Напишите мне еще раз на прощанье и разстанемся. Прощайте, дорогой, прощайте; все же ваша Бланка”.


;Сусанна к ;;Монде.;

“Дорогой друг, все кончено; вслед за моим письмом я сама приеду к вам, вся еще разбитая потрясениями этого последняго дня. Да, я была права, что так боялась его; но действительность оказалась еще ужаснее всех ожиданий. Вы не поверите, сколько страданий, унижений, отчаяния пришлось пережить в эти несколько часов. Вообразите, что вашу судьбу решают люди холодные, как лед, а вы чувствуете, как вас, точно в кошмаре, охватывает страшная пустота и, несмотря на все муки, нужно употреблять остаток сил и воли, чтобы сохранить собственное достоинство, скрыть горе, сдержать готовыя хлынуть рыдания. Да, слезы мне сдавили горло, душили меня; но вместо того, чтобы предаться отчаянию, мне пришлось спокойным голосом, обстоятельно отвечать на вопросы председателя, следователя, адвокатов… О, эти вопросы! Когда я думаю, что у меня нашлось мужество выслушать их я не умереть от горя, мне начинает казаться, что теперь я не та, чем была прежде, точно часть моего существа исчезла куда-то, убита этой последней борьбой… Слишком большую чашу унижений мне пришлось испить и следы отравы на веки подорвали мои силы.

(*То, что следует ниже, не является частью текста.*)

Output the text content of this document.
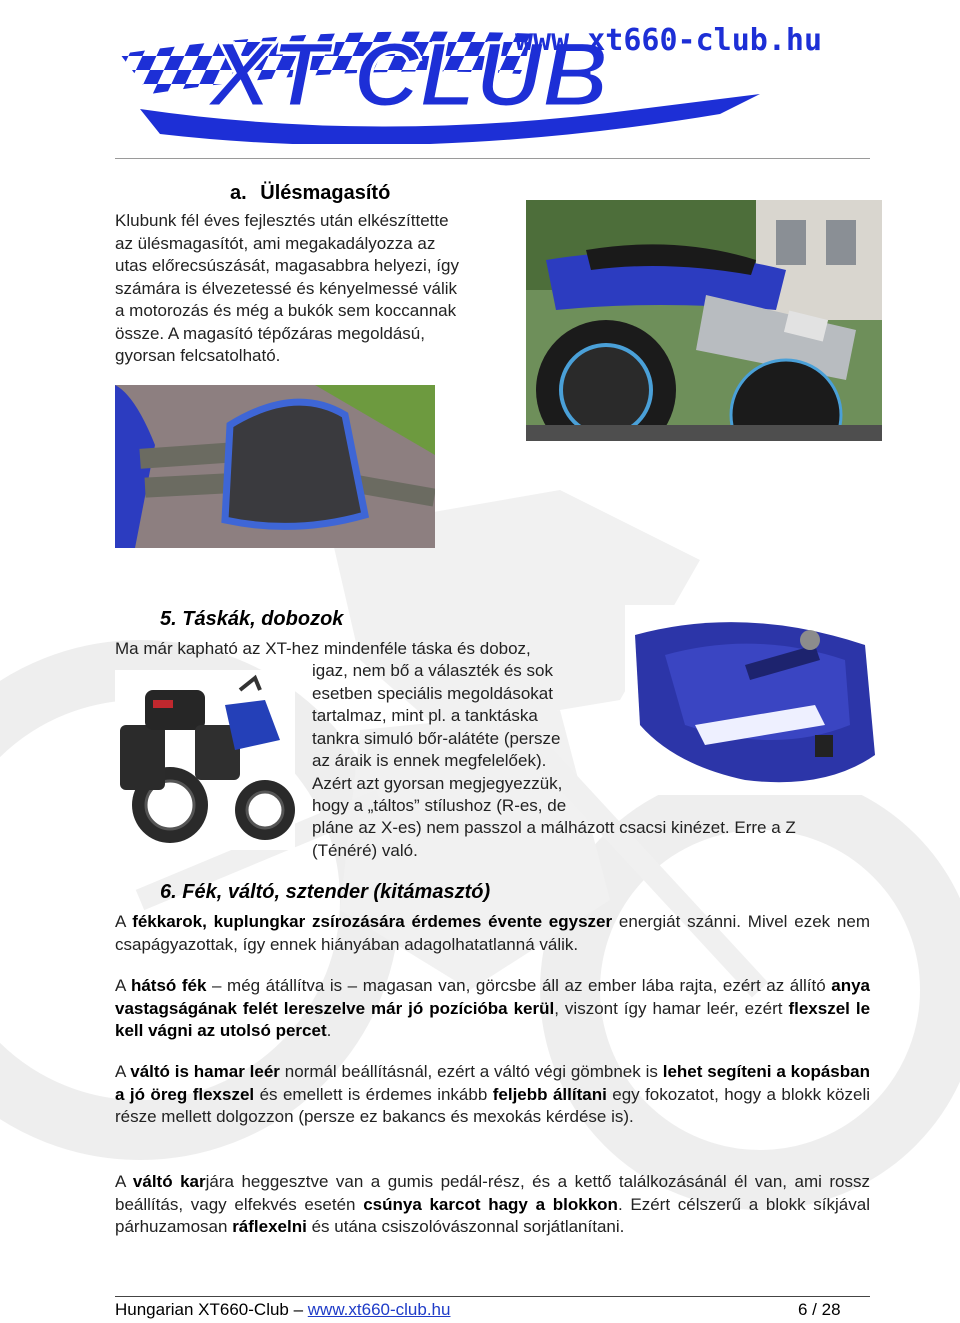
XT CLUB
www.xt660-club.hu
a. Ülésmagasító
Klubunk fél éves fejlesztés után elkészíttette
az ülésmagasítót, ami megakadályozza az
utas előrecsúszását, magasabbra helyezi, így
számára is élvezetessé és kényelmessé válik
a motorozás és még a bukók sem koccannak
össze. A magasító tépőzáras megoldású,
gyorsan felcsatolható.
5. Táskák, dobozok
Ma már kapható az XT-hez mindenféle táska és doboz,
igaz, nem bő a választék és sok
esetben speciális megoldásokat
tartalmaz, mint pl. a tanktáska
tankra simuló bőr-alátéte (persze
az áraik is ennek megfelelőek).
Azért azt gyorsan megjegyezzük,
hogy a „táltos” stílushoz (R-es, de
pláne az X-es) nem passzol a málházott csacsi kinézet. Erre a Z
(Ténéré) való.
6. Fék, váltó, sztender (kitámasztó)
A fékkarok, kuplungkar zsírozására érdemes évente egyszer energiát szánni. Mivel ezek nem csapágyazottak, így ennek hiányában adagolhatatlanná válik.
A hátsó fék – még átállítva is – magasan van, görcsbe áll az ember lába rajta, ezért az állító anya vastagságának felét lereszelve már jó pozícióba kerül, viszont így hamar leér, ezért flexszel le kell vágni az utolsó percet.
A váltó is hamar leér normál beállításnál, ezért a váltó végi gömbnek is lehet segíteni a kopásban a jó öreg flexszel és emellett is érdemes inkább feljebb állítani egy fokozatot, hogy a blokk közeli része mellett dolgozzon (persze ez bakancs és mexokás kérdése is).
A váltó karjára heggesztve van a gumis pedál-rész, és a kettő találkozásánál él van, ami rossz beállítás, vagy elfekvés esetén csúnya karcot hagy a blokkon. Ezért célszerű a blokk síkjával párhuzamosan ráflexelni és utána csiszolóvászonnal sorjátlanítani.
Hungarian XT660-Club – www.xt660-club.hu	6 / 28
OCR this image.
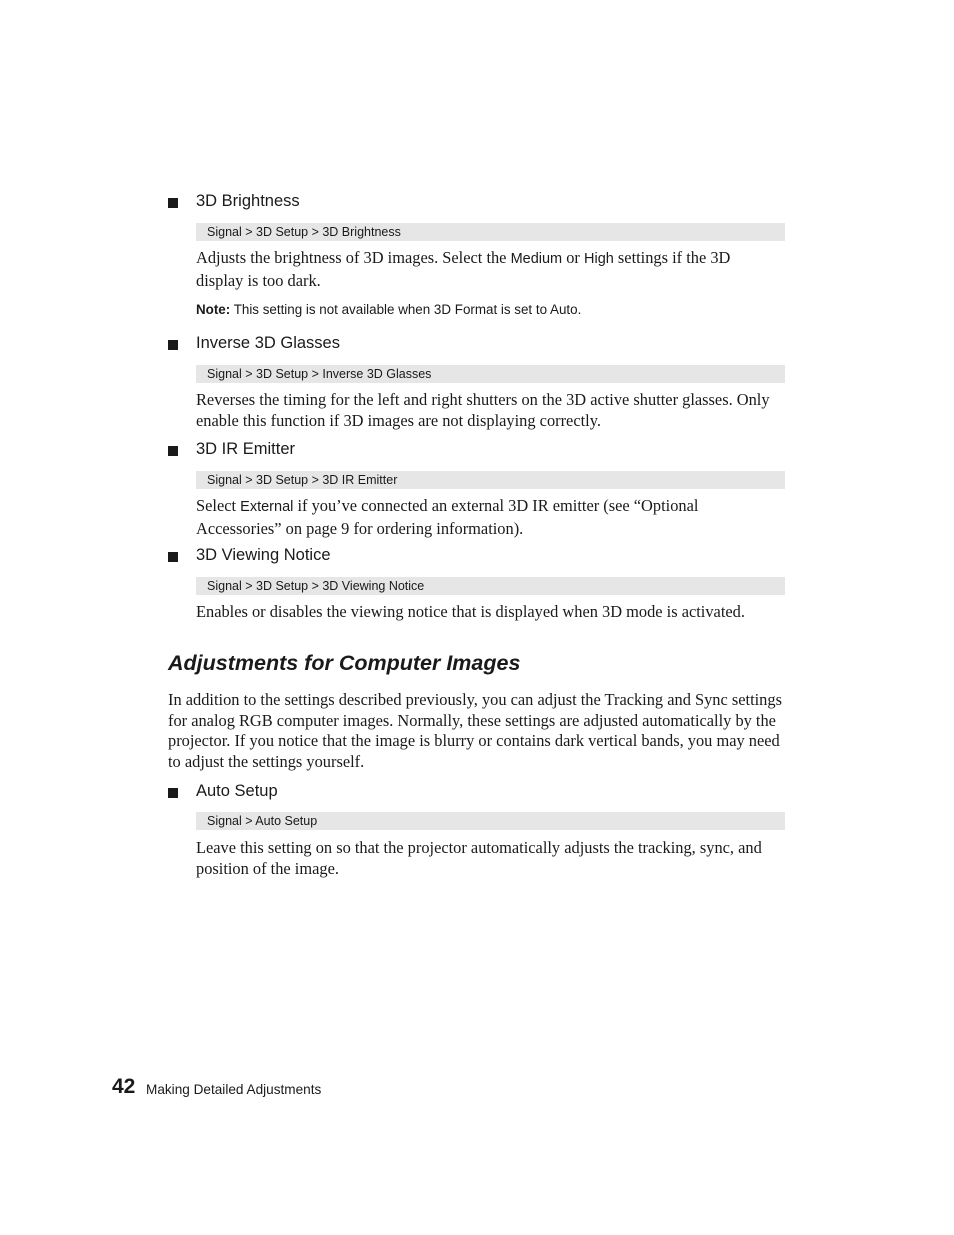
3D Brightness
Signal > 3D Setup > 3D Brightness
Adjusts the brightness of 3D images. Select the Medium or High settings if the 3D display is too dark.
Note: This setting is not available when 3D Format is set to Auto.
Inverse 3D Glasses
Signal > 3D Setup > Inverse 3D Glasses
Reverses the timing for the left and right shutters on the 3D active shutter glasses. Only enable this function if 3D images are not displaying correctly.
3D IR Emitter
Signal > 3D Setup > 3D IR Emitter
Select External if you’ve connected an external 3D IR emitter (see “Optional Accessories” on page 9 for ordering information).
3D Viewing Notice
Signal > 3D Setup > 3D Viewing Notice
Enables or disables the viewing notice that is displayed when 3D mode is activated.
Adjustments for Computer Images
In addition to the settings described previously, you can adjust the Tracking and Sync settings for analog RGB computer images. Normally, these settings are adjusted automatically by the projector. If you notice that the image is blurry or contains dark vertical bands, you may need to adjust the settings yourself.
Auto Setup
Signal > Auto Setup
Leave this setting on so that the projector automatically adjusts the tracking, sync, and position of the image.
42 Making Detailed Adjustments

“Мишель держался очень хорошо; он привык бороться и скрывать впечатления, Он отвечал неторопливо, уверенно, как человек знающий, что хочет сказать и не колеблющийся. Два или три раза он спокойно взглянул на меня. О, это превосходный комедиант, уверяю вас! Я уже давно это вижу, но ставила его искусство не на достаточную высоту. Однако, и ему дришлось пережить несколько неприятных минут: не предупредив меня, мой адвокат внезапно сделал очень прозрачный намек на достаточно известныя отношения моего мужа к одной особе, которую он не считал себя в праве назвать, и упомянул, что обе стороны точно сговорились умалчивать об этой истории. В хитрых запутанных фразах он дал понять, что, может быть, в этих отношениях и следует искать истинную причину нашего печальнаго процесса, что будущее укажет, конечно, на то — верно ли его предположение, или нет. Мишель страшно побледнел, в его глазах сверкнуло такое бешенство, что я думала он сейчас бросится на адвоката. Эти намеки произвели сильное впечатление на присутствующих, меня же глубоко оскорбило то, что только это и затронуло Мишеля. Раньше ему высказывали жестокия истины, напоминали о его брошенных детях, неисполненном долге, испорченном существовании, погубленной карьере; он, кажется, даже не слушал; но едва задели то, чем он только и дорожит теперь, Мишель смутился, побледнел.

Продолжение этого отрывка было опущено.